Né(e) le : 01/03/1928

Critique émérite des années 1960 estampillé Cahiers et auteur avec d’autres illustres futurs cinéastes, ce dernier influença toute une génération de réalisateurs et notamment ses collègues.

Tous depuis sont devenus des anciens du renouveau d’une Vague qui ne cessa de tout bouleverser, renverser et retourner dans le landernau du cinéma hexagonal, ils s’appelaient Truffaut, Rohmer, Chabrol, Godard pour ne citer qu’eux.



Mais l’air pluvieux du mois de mars nous apporte aussi de lui l’incontournable Paris nous appartient, sa première preuve de cinéma et nous invite à revenir sur cette œuvre unique et si méritoire au gré de l’intégrale que lui consacrera du 21 mars au 30 avril le Centre Pompidou, celui que l’on prénommera aussi pour une autre joie, Beaubourg.

Né le 1er mars 1928, à Rouen, Jacques Rivette est un passionné des Lettres et c’est par le biais de l’écrit qu’il parvient à pénétrer l’espace de l’image et du cinéma. Mais avant cela, il faut reconnaître que sa précoce et assidue fréquentation de la Cinémathèque Française fut au moins autant responsable de son éclosion au cinéma. Ainsi l’homme se partageait-il entre bonheur de l’écrit et soif de l’image animée. De ces passions vont naître d’autres relations avec des figures qui elles aussi s’essaient et se délectent de mots tout en rêvant de pellicule. Cette époque est en effet celle où il va rencontrer ceux qui deviendront ces acolytes, compères et futurs camarades de critique. François Truffaut, Jean-Luc Godard et Eric Rohmer sont de ces derniers, et de cette rencontre fructueuse et propice naîtra un premier magazine, La Gazette du Cinéma.



Nous sommes alors en 1950 et ce qui n’était qu’hasard et passion commune va déboucher bientôt sur une des plus fécondes expériences critiques et cinématographiques de l’histoire du jeune quinquagénaire qu’est le cinématographe français. L’aventure va effectivement devenir épopée et au gré des articles et des prises de position, c’est un Rivette auteur et critique qui se fait connaître et reconnaître au point de faire partie de la rédaction du magazine Arts ou précocement de l’équipe des Cahiers du Cinéma. Il en sera d’ailleurs un acteur important au point d’en devenir rédacteur en chef de 1963 à 1965.

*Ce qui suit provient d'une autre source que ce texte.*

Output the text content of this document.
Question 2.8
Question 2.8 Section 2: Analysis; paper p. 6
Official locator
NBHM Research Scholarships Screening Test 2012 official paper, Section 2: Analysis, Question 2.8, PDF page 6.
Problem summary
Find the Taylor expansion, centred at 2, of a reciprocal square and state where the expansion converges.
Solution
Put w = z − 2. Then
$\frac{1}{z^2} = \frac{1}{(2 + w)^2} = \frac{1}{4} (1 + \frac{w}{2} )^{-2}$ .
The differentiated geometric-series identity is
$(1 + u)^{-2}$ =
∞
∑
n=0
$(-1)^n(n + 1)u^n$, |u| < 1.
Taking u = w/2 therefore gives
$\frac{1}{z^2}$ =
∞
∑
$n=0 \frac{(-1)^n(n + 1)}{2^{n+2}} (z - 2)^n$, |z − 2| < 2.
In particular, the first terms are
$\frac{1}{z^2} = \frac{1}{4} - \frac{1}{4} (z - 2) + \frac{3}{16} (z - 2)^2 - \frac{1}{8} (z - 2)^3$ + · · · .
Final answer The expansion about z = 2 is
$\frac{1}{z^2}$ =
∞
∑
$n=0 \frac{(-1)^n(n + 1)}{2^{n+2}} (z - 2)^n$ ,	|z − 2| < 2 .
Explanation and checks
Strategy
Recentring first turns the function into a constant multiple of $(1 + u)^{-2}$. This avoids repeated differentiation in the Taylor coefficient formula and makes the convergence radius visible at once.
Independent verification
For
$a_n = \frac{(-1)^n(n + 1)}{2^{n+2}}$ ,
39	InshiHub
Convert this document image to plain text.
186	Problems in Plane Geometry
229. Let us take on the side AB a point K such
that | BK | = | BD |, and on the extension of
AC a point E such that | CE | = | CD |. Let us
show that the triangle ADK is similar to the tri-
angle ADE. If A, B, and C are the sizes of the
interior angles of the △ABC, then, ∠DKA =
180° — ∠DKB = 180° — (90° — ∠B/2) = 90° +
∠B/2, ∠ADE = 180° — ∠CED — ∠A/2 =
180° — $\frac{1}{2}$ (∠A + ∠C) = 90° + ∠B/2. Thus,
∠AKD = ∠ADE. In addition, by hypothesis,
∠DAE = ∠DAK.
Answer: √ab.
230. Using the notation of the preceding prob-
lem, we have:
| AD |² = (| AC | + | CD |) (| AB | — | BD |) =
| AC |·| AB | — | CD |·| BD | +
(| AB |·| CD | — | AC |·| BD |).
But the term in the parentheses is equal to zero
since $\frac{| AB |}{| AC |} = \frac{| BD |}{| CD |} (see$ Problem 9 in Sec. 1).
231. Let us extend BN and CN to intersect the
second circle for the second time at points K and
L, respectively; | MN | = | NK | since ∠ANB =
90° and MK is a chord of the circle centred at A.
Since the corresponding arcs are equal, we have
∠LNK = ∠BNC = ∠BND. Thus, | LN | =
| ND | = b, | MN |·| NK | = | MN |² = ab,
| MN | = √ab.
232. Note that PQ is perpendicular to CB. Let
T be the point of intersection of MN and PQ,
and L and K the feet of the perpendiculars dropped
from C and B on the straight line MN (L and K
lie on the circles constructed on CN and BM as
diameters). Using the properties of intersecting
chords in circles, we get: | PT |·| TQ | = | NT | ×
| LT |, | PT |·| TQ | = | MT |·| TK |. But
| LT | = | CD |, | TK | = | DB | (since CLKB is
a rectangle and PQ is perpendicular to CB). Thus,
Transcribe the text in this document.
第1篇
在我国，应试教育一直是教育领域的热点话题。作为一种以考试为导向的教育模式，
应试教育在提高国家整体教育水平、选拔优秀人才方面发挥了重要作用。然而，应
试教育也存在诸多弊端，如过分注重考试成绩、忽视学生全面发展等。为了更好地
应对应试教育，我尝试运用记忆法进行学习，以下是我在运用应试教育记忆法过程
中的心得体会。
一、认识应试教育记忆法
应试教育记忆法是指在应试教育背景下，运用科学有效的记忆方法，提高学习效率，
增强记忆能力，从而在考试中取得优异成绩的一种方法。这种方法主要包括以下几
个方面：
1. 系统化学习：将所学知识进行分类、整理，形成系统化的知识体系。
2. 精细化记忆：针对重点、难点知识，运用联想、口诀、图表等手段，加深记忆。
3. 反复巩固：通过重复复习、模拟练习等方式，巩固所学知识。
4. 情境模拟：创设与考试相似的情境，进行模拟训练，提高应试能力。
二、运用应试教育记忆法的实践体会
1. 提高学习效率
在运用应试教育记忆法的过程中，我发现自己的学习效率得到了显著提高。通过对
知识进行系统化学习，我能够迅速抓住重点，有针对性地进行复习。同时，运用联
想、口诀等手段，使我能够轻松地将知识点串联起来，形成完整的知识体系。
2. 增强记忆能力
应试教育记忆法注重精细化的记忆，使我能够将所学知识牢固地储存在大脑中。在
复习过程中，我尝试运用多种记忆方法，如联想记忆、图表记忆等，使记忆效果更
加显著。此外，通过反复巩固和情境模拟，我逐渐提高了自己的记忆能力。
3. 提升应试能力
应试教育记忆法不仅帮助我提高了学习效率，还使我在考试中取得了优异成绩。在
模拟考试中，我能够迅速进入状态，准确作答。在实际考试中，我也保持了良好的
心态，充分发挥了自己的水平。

Lancé, armé de convictions quant au devenir du cinéma et envieux des plateaux, Jacques Rivette parvient bientôt à faire de son activité critique le tremplin qui le mènera à la réalisation de son désir de mise en scène. Le poste d’assistant lui est alors dévolu et c’est ainsi qu’il fait ses premières armes auprès de l’auteur de La Règle du jeu, Jean Renoir ou de Jacques Becker, autre cinéaste français de talent. L’apprentissage est long mais profitable et c’est toujours en persévérant dans le questionnement de la forme filmique qu’il parvient dès 1958 à tourner son premier long-métrage, Paris nous appartient. Premier des cinéastes de la Nouvelle Vague à passer derrière la caméra après un court-métrage honorable, Le coup du berger, que l’on retrouve sur l’édition MK2 de son premier film, Jacques Rivette est aussi le seul de ces derniers à s’essayer au genre le plus délicat, l’exercice d’un cinéma d’expérimentations fait d’exigences et de radicalités. L’occasion lui est ainsi donnée de décliner très vite les thèmes qui deviendront familiers dans son œuvre tels que le complot ou d’autres formes structurantes comme l’adaptation littéraire.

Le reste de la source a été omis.